Even if your home has no mortgage, you can deduct your property taxes. You need not have a mortgage loan with interest payments to take the property tax deduction. You can take the property tax deduction for taxes actually paid, not for those due at year's end. Be aware, however, that without mortgage interest payments to deduct, you might not have enough other deductions to make it financially worthwhile to itemize. The alternative -- taking the IRS standard deduction -- eliminates your ability or necessity to deduct property taxes on your home.
Whether you have a mortgage loan or not, you should itemize your tax deductions only when they exceed the IRS-permitted standard deduction. When homeowners have mortgage loans, their mortgage interest and property taxes alone may exceed the standard deduction amount. However, without mortgage loan interest, you may receive more benefit from the standard deduction. You should always add up your qualified deductions at year's end and compare the total with the allowed standard deduction amount, to determine which approach delivers more benefits.
Property Tax Paid
Without a mortgage loan, you may not have a property tax escrow account. However, even if you are paying a third party to escrow monies each month to meet your property tax payments, you can never deduct personal real estate taxes until they are actually paid. For example, if your property taxes are $4,000 per year, but at year's end you have paid only $1,800, you cannot deduct the total taxes due, $4,000, but only the actual amount you paid, $1,800.
Property Tax Refunds
Some localities offer various real estate tax refunds. A frequent property tax abatement or refund offered by some cities, towns and counties is a senior citizen homeowner tax rebate. With or without a mortgage, property tax refunds lower your deduction. For example, if you've paid property taxes of $4,000 in a given year, but eventually get a $500 rebate before year's end, you can deduct only $3,500, even though you have evidence of a $4,000 real estate tax payment.

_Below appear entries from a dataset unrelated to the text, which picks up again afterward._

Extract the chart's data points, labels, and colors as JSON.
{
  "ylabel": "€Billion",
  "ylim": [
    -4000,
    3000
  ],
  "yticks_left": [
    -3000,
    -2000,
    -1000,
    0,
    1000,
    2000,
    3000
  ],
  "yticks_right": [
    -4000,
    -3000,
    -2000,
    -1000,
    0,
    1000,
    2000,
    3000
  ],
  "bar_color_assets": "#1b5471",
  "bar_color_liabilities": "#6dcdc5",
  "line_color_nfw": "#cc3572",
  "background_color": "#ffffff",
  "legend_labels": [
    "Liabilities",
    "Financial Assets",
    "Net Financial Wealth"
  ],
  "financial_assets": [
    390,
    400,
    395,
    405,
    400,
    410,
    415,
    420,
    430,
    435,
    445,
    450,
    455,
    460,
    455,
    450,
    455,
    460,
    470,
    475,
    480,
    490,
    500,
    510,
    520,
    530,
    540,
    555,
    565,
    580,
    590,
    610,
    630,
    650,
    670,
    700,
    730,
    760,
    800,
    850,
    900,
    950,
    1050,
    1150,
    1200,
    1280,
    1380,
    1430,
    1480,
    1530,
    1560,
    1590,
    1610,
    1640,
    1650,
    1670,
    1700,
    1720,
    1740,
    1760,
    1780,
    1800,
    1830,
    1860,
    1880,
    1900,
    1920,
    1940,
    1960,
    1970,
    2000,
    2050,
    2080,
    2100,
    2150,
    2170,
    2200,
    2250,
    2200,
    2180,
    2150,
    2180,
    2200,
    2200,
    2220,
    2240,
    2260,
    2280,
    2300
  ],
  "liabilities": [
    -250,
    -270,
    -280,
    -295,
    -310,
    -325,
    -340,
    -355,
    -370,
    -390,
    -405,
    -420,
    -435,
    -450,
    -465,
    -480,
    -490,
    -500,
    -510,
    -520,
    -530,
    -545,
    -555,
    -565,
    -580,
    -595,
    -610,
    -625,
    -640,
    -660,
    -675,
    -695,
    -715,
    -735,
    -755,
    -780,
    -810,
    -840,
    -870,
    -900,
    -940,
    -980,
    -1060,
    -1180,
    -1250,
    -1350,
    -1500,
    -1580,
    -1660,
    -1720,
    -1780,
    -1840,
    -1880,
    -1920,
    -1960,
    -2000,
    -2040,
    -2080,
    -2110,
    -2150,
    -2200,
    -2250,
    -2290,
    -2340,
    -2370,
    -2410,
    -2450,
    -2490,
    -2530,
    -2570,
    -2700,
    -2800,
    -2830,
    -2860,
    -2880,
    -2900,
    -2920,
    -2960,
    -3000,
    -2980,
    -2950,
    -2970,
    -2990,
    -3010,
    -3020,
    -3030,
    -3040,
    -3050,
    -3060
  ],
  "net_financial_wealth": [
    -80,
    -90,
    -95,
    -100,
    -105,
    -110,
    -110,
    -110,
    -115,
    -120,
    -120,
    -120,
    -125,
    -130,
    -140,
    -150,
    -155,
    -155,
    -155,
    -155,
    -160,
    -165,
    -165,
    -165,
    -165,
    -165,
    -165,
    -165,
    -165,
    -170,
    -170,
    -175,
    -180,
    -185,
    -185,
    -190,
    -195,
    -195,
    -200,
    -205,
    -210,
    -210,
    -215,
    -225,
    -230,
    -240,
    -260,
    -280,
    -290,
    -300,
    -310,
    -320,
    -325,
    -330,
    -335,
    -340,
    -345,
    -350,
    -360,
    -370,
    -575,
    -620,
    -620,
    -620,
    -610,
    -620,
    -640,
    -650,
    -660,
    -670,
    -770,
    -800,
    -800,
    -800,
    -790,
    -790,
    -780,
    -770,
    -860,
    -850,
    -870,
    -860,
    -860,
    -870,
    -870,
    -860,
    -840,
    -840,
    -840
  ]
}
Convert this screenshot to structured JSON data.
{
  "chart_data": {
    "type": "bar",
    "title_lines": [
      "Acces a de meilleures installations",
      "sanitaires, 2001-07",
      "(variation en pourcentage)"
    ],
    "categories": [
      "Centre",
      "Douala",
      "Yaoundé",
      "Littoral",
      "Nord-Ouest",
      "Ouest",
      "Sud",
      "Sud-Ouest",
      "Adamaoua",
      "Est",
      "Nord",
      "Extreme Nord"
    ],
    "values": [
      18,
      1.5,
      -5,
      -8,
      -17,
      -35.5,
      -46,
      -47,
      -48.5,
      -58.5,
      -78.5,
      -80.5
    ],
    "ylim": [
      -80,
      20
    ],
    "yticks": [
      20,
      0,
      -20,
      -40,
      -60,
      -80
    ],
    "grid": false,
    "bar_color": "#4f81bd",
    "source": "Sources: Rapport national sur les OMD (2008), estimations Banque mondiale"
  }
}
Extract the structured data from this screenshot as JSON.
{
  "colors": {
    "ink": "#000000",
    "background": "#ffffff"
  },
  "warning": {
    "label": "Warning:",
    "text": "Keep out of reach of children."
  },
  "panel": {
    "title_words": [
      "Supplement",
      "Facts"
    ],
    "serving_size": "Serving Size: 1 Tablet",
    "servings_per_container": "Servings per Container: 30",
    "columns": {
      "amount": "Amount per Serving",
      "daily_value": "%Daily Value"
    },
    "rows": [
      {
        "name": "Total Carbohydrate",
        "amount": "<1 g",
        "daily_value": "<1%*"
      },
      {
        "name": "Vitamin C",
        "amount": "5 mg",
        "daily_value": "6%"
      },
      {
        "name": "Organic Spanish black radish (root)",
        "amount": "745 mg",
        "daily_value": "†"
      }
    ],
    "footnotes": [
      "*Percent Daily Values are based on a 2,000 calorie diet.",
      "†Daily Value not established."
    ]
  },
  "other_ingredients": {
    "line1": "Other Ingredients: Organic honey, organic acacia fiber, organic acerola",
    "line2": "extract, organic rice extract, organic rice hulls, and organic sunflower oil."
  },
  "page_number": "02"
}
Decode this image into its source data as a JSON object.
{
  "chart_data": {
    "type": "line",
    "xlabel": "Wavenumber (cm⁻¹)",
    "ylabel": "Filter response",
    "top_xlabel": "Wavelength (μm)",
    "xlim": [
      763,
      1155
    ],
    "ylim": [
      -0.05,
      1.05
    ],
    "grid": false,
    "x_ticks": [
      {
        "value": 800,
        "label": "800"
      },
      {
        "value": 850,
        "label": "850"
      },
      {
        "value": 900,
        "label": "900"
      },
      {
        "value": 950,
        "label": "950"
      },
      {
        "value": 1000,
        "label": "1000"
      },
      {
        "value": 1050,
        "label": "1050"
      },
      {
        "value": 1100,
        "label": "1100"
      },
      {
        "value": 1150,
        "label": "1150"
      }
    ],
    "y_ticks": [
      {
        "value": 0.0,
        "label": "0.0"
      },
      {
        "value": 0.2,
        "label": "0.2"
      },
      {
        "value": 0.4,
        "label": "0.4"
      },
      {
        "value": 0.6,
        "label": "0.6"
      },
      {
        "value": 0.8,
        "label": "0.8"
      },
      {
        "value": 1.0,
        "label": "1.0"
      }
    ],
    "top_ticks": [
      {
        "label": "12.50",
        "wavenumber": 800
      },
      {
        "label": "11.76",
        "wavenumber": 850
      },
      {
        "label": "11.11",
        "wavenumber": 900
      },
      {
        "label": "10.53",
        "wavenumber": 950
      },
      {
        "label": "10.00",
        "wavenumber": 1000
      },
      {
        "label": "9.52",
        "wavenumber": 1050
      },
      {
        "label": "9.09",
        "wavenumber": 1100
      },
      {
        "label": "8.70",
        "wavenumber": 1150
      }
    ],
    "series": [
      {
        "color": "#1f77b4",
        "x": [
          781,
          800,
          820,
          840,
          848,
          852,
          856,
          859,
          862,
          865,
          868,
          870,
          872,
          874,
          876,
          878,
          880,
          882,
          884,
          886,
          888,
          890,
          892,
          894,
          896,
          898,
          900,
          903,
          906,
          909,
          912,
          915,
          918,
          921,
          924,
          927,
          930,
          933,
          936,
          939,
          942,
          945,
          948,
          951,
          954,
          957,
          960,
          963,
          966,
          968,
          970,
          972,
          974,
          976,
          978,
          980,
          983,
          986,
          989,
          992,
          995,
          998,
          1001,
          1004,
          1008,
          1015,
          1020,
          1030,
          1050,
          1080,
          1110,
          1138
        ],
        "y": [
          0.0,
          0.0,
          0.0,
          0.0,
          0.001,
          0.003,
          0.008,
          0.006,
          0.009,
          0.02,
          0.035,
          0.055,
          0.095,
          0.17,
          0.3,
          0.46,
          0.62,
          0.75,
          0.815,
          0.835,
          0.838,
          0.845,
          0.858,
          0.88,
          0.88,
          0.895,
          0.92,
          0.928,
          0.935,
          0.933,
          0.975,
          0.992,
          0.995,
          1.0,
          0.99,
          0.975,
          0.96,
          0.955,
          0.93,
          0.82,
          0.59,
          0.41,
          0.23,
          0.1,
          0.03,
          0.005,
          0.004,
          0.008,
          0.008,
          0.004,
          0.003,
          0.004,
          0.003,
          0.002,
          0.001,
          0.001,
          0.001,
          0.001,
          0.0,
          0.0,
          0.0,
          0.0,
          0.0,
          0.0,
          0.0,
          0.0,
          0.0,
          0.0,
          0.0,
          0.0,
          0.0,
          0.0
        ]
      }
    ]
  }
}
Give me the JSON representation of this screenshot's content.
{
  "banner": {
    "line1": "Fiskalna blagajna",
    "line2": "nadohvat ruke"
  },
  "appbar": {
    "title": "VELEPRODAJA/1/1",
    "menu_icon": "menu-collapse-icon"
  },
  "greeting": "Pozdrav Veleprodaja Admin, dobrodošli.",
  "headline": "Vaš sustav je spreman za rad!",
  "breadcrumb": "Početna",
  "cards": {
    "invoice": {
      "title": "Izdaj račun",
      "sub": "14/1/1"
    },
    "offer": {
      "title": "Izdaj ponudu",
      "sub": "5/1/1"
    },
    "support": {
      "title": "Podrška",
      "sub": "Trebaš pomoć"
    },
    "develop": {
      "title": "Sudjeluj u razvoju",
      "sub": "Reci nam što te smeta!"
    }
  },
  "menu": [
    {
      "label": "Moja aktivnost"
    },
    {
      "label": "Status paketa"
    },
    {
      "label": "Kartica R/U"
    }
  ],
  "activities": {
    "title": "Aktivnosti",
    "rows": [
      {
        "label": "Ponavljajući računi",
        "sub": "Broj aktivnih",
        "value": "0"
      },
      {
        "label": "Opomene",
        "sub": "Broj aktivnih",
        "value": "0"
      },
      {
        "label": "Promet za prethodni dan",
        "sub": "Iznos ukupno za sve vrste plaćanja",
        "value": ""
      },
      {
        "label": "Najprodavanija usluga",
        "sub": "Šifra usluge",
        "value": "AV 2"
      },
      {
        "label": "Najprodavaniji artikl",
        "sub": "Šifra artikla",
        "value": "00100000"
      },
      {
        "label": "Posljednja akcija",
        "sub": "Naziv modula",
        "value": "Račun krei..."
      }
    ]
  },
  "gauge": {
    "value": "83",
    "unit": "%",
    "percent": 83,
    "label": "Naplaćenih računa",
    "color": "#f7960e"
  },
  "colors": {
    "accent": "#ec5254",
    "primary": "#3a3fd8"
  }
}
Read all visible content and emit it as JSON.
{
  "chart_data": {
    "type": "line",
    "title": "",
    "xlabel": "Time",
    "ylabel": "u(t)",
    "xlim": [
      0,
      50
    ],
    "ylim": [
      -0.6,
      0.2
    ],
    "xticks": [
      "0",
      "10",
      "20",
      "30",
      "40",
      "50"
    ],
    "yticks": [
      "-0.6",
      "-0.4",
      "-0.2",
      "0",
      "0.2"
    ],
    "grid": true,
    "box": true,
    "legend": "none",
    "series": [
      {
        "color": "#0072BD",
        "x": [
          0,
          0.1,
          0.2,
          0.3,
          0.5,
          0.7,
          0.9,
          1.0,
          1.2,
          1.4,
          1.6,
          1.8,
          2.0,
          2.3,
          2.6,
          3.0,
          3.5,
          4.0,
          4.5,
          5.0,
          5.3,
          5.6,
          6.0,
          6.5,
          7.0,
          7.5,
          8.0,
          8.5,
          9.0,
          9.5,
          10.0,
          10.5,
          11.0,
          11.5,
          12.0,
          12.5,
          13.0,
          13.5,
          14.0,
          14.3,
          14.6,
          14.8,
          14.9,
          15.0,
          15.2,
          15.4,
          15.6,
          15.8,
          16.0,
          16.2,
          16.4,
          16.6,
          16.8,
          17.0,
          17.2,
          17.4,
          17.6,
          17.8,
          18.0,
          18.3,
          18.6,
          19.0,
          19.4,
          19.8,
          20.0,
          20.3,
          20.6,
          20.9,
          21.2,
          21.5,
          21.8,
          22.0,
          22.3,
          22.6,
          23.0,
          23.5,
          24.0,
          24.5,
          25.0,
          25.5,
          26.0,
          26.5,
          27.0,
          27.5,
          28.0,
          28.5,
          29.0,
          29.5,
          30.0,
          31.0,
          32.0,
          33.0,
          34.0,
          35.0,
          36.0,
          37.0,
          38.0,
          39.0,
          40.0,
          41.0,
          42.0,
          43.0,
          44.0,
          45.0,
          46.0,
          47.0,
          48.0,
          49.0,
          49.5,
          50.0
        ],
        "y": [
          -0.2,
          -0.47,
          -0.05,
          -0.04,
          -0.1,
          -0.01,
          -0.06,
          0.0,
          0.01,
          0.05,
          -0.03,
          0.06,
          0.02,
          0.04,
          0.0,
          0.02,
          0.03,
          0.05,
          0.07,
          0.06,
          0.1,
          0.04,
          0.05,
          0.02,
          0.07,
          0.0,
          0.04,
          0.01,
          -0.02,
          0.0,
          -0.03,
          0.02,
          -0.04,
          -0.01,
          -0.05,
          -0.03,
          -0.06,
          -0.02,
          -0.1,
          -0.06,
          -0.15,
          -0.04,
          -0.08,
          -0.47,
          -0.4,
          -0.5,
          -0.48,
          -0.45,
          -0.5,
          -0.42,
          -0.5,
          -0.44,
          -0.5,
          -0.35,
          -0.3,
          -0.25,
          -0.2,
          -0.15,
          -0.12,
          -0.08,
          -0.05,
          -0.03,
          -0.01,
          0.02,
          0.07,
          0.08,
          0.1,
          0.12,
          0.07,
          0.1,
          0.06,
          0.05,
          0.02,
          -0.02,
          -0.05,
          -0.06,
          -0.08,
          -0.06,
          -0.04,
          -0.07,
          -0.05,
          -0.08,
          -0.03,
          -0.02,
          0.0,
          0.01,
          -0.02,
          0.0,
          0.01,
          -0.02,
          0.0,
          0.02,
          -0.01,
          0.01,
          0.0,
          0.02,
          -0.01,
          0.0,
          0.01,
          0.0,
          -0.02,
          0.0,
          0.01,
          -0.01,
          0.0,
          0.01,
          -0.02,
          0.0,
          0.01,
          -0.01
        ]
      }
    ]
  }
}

Some items may appear to be property taxes, but, with or without a mortgage, they are not deductible. Prime examples are "local benefits" that are property- driven assessments. Items like installing sewer systems, although done by your local government for your home and coming with a cost, are not deductible as property taxes. Similarly, unit fees for delivery of water to your home or periodic fees for residential services, such as additional fees for government trash collection, are not deductible as property taxes. However, special assessments for maintenance and repairs, such as repairing a crumbled sidewalk, are deductible as property tax items.